Millennials Most Likely to Fall Victim to Bank Fraud
Millennials are more likely than any other age group to hand money to scammers, according to research from Lloyds Bank.
People over 55 lose the most to fraudsters—an average of £10,716 per scam—but are now less likely to be duped than younger people.
Scammers typically impersonate bank staff, the police, or HM Revenue and Customs.
Although millennials victims personally lost less money than older people—an average of £2,630 per scam—the generation suffered more overall. The number of fraud victims between the ages of 18 and 34 has risen fourfold, even as the overall rate of scams has fallen.
Younger people are thought to be more likely to be victimised because of their embrace of online banking. Meanwhile, greater awareness of scams among older people have driven cheats to new tactics—and new victim pools.
And it wasn’t just millennials being fleeced. Three times as many people between the ages of 45 and 54 were cheated as those over 55. These middle-aged victims in this cohort lost an average of £3,573 per fraud.
Paul Davis, fraud and financial crime director at Lloyds Bank, said: “Helping to keep our customers’ money safe is our number one priority. Being a victim of fraud can have devastating effects not just on people’s finances, but also their lives.
“While we are working 24/7 behind the scenes to protect customers and millions of pounds have been frozen, every day fraudsters are trying to trick people into handing over their personal information, like a PIN or password, or transferring cash.”
The bank is launching a multimedia campaign to make people aware of the signs of scams.

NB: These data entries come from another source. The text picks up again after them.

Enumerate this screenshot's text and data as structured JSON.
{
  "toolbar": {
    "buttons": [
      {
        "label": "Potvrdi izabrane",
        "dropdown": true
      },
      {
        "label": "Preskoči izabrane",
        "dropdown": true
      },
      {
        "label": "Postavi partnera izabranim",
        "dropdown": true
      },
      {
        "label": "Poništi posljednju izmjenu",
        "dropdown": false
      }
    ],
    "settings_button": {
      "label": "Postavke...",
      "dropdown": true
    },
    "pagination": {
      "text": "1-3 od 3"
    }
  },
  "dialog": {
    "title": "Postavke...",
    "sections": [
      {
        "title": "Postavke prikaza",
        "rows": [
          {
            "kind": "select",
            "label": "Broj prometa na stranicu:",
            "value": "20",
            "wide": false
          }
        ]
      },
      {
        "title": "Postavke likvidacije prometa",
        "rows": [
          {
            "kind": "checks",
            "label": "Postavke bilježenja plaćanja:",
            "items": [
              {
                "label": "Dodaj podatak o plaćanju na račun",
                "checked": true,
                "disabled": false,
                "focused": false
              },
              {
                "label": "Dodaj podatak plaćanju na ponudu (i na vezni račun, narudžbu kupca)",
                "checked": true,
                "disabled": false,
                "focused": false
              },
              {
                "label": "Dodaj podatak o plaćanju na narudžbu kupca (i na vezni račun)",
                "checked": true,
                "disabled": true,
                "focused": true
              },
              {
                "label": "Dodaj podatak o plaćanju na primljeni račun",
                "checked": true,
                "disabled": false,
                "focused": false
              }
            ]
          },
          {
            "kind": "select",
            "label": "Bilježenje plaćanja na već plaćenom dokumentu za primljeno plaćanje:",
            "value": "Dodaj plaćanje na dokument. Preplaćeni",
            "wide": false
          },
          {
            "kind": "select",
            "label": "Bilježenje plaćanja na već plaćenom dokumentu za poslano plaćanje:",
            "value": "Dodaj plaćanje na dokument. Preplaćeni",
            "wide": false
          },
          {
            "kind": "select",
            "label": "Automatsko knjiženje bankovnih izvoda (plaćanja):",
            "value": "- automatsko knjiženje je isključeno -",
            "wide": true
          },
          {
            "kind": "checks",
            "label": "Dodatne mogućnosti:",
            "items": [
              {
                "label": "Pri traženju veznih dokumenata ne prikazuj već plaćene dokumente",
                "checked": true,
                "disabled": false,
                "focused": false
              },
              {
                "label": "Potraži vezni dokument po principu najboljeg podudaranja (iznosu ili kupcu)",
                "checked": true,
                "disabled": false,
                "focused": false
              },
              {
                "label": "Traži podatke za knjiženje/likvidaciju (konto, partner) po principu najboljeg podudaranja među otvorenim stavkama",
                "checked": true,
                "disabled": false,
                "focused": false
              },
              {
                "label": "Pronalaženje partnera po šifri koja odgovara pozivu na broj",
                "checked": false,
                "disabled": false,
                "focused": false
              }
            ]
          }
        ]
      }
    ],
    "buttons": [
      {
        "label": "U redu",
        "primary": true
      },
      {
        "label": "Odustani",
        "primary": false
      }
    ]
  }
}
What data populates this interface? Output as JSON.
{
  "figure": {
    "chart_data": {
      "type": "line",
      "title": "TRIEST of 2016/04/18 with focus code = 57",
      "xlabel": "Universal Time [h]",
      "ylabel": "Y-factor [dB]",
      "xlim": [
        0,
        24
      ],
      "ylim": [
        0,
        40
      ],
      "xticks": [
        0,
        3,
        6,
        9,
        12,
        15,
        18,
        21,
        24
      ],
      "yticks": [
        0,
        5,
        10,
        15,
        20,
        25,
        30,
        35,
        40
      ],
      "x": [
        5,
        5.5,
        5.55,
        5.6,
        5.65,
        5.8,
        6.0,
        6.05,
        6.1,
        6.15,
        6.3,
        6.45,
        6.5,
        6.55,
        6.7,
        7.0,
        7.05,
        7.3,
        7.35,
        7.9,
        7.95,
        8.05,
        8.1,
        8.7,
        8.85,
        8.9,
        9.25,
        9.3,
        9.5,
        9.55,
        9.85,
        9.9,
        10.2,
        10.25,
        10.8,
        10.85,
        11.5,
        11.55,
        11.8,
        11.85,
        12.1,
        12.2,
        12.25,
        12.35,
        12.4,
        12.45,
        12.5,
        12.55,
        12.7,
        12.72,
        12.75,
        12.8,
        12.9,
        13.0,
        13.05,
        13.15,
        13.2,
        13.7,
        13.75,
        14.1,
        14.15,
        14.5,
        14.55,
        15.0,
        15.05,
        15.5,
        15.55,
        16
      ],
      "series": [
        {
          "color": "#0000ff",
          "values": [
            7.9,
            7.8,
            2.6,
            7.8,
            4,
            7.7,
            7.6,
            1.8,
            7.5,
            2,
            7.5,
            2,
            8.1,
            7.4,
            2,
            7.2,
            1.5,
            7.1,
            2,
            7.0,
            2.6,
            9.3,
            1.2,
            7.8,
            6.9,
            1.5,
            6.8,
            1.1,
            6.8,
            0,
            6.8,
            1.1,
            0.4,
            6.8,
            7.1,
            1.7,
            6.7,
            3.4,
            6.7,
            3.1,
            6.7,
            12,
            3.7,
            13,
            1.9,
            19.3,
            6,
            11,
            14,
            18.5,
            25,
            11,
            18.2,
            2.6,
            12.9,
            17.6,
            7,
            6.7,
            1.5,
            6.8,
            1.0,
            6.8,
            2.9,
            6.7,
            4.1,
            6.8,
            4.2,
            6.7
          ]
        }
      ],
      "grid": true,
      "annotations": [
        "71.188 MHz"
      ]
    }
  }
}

The campaign, which will include a TV advert, will remind customers that the bank will never phone and ask them to transfer money to a different bank account.
“The more we all know about spotting scams, the safer we will all be,” Davis said.
Gareth Shaw, head of money content at consumer group Which?, said: “Anyone of any age can fall victim to a bank transfer scam, as fraudsters use increasingly sophisticated tactics – and people are losing life-changing sums of money every day as a result.”